Thursday, July 17, 2008

California's Foil Balloon Problem



A helium-modified voice is good for a laugh, but the joke is risky. Inhale too much helium from the balloon and you'll pass out. It turns out that helium balloons can black out more than just the overzealous prankster. As recent news stories point out, foil helium balloons can get caught up in power lines and cause outages. California utilities reported hundreds of balloon-related outages last year: 211 for northern California's PG&E and 478 for southern California's Edison. California Senate Bill 1499 proposes to deal with the problem by banning foil balloons and fining violators. Though foil balloons can be a problem, a bit of economic analysis suggests that the heavy-handed ban may not be the best remedy.

By increasing the odds of costly power outages, helium balloon consumption imposes external costs on society. The vast majority of electricity consumers outside of the helium balloon market may nonetheless end up incurring some costs when errant balloons make their way into nearby power lines. Since helium balloon consumption imposes external costs, the social benefit of helium balloon consumption is considerably less than the private benefit. When the social value of a good is lower than the private value, there will be an inefficiently high level of consumption in the private market.

So rather than banning the balloons altogether, the California legislature may want to consider a corrective tax. Taxing the consumption of helium balloons would force buyers to internalize the heretofore external costs that the balloons impose on everyone else. The tax would reduce both foil balloons purchased and balloon-related power outages while giving buyers and sellers an incentive to shift toward less disruptive party favors.

To analyze the issue more closely, we need to define some costs and benefits in the market for foil balloons. Because helium balloon consumption generates external costs, the marginal social benefit from a helium balloon will be less than the marginal private benefit:

Marginal Social Benefit (MSB) = Marginal Private Benefit (MPB) – External Cost

In the foil balloon market, the supply curve represents the marginal private cost (MPC) of selling balloons and the demand curve represents the marginal private benefit (MPB) of consuming balloons. The marginal social benefit (MSB) curve lies below the demand curve, since the social value of foil balloons incorporates the external costs. The socially optimal output level occurs where the marginal private cost of producing the balloons is equal to the marginal social benefit of consuming them—well below the market outcome at the intersection of our standard supply and demand curves. At points above the socially optimal output level, the marginal social benefit of the balloons will be less than the marginal cost of producing them. As a result, at least some of the current balloon consumption is inefficient.


Discussion Questions

1. According to our diagram of the hypothetical helium balloon market, what is the size of the tax necessary to achieve the socially optimal output level? Can you think of other markets where corrective taxes have been used or might be used to curb the external costs of consumption or production?

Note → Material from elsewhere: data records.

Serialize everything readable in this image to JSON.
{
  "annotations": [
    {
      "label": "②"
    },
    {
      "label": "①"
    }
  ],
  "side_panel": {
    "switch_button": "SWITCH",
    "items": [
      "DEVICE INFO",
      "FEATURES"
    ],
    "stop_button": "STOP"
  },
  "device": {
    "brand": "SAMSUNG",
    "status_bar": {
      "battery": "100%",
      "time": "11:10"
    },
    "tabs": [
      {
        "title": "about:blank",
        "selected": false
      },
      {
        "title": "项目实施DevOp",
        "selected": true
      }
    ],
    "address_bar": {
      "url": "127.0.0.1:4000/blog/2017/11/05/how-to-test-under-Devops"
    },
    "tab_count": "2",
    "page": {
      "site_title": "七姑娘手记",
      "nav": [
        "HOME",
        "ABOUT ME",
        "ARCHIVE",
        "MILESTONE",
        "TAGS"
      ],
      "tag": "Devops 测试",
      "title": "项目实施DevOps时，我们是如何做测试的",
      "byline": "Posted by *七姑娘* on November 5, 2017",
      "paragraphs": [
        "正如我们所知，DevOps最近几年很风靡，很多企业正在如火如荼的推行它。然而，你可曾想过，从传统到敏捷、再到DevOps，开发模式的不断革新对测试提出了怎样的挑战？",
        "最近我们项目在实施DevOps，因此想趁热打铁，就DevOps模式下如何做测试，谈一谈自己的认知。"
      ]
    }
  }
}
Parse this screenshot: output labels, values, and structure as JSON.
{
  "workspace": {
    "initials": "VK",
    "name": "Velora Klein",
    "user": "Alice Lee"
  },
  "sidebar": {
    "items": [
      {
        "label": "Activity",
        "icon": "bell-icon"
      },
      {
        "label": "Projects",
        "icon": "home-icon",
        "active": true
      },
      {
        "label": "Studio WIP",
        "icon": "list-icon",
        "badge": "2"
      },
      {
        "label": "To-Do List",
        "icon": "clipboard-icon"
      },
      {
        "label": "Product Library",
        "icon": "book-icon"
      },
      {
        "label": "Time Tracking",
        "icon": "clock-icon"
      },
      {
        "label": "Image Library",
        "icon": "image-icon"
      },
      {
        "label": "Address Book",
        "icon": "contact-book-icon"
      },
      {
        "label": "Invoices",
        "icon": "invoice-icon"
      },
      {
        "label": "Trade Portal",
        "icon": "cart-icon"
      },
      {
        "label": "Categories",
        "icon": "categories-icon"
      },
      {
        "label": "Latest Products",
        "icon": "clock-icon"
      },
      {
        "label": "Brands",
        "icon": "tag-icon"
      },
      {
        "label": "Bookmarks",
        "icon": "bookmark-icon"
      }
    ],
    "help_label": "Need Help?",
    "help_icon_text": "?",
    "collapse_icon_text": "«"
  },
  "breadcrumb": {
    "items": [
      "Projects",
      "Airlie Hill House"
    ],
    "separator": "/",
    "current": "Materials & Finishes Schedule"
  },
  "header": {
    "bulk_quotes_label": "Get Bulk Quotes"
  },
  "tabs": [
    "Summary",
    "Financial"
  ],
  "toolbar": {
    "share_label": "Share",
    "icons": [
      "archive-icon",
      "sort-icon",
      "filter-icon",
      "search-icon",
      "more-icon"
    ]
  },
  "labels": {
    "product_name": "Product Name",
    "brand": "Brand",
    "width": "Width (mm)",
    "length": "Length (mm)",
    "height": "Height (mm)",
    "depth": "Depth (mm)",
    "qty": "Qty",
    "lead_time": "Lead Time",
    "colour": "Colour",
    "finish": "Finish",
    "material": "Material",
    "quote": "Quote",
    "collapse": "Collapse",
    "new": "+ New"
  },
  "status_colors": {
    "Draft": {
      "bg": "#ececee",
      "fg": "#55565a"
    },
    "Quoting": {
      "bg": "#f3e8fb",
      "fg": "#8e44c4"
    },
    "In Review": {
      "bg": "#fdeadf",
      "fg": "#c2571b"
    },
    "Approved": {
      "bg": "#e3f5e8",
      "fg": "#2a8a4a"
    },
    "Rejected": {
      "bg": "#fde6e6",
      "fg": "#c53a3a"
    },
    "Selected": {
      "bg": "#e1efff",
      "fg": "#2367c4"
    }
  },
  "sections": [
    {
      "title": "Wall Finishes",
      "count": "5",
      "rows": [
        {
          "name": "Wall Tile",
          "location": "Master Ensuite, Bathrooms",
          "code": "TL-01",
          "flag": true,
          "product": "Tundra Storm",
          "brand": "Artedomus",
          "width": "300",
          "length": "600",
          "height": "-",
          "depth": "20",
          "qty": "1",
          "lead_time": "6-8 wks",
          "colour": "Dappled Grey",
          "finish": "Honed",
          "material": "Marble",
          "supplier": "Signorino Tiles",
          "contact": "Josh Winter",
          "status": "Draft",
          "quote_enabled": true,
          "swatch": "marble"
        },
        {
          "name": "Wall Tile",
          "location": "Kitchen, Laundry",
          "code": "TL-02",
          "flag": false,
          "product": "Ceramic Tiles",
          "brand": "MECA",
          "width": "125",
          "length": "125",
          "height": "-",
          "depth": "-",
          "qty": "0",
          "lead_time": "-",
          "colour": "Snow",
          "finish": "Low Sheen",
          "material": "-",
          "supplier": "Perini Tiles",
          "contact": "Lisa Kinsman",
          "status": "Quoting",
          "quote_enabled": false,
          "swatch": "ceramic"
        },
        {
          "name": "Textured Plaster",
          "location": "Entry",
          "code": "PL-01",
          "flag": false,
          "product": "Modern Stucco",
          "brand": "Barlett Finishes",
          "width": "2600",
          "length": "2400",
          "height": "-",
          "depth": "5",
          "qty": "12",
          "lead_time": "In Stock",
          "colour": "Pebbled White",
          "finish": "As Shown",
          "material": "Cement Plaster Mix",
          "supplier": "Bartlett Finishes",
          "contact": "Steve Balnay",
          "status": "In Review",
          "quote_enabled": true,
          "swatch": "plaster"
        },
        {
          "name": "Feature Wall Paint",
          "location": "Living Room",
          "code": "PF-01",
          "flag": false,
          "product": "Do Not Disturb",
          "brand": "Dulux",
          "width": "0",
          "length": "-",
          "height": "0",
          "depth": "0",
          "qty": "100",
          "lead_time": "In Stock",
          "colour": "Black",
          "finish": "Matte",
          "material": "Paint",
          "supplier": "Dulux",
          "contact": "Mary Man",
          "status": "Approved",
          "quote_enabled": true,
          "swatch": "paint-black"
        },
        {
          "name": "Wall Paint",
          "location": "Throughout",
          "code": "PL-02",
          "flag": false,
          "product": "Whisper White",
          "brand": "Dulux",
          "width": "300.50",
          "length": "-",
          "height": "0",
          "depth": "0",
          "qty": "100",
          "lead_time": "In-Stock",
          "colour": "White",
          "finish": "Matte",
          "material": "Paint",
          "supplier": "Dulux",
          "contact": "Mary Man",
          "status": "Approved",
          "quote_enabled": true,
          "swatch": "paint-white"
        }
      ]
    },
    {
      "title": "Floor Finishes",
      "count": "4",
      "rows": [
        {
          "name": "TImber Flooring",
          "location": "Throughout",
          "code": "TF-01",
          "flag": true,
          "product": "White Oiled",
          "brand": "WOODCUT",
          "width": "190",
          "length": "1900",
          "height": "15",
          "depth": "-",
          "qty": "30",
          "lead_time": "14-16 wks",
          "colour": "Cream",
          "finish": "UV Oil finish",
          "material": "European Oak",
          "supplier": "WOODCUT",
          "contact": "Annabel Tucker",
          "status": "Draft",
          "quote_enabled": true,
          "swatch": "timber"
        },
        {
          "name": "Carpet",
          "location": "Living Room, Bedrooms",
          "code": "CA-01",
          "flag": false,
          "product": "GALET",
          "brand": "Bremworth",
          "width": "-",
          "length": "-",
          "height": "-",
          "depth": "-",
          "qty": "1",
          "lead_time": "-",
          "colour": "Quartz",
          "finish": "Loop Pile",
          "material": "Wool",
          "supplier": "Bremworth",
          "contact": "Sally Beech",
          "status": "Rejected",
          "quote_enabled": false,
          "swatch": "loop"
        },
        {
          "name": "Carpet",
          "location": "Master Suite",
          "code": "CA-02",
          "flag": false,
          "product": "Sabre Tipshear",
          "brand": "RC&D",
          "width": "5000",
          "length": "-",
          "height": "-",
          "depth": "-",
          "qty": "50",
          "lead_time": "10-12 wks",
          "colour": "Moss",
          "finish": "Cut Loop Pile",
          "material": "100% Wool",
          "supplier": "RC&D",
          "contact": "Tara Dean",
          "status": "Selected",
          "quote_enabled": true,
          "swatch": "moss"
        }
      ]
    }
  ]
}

2. Is a ban more costly than a corrective tax in this case? Not all helium balloon buyers are careless with their purchase. Is the tax fair?

3. While a corrective tax has the potential to move a market closer to its social optimum, the use of government revenue from such taxes may be socially inefficient and wasteful. The correction of a market failure may simply beget government failure. Can you think of ways to prevent the government from wasting corrective tax revenues?

4. How would you go about estimating the external costs of helium balloon consumption?

5. What can you say about the price elasticity of the demand for and supply of helium balloons? Many party supply stores claim that any disruption to helium balloon sales will threaten jobs. What do you make of this?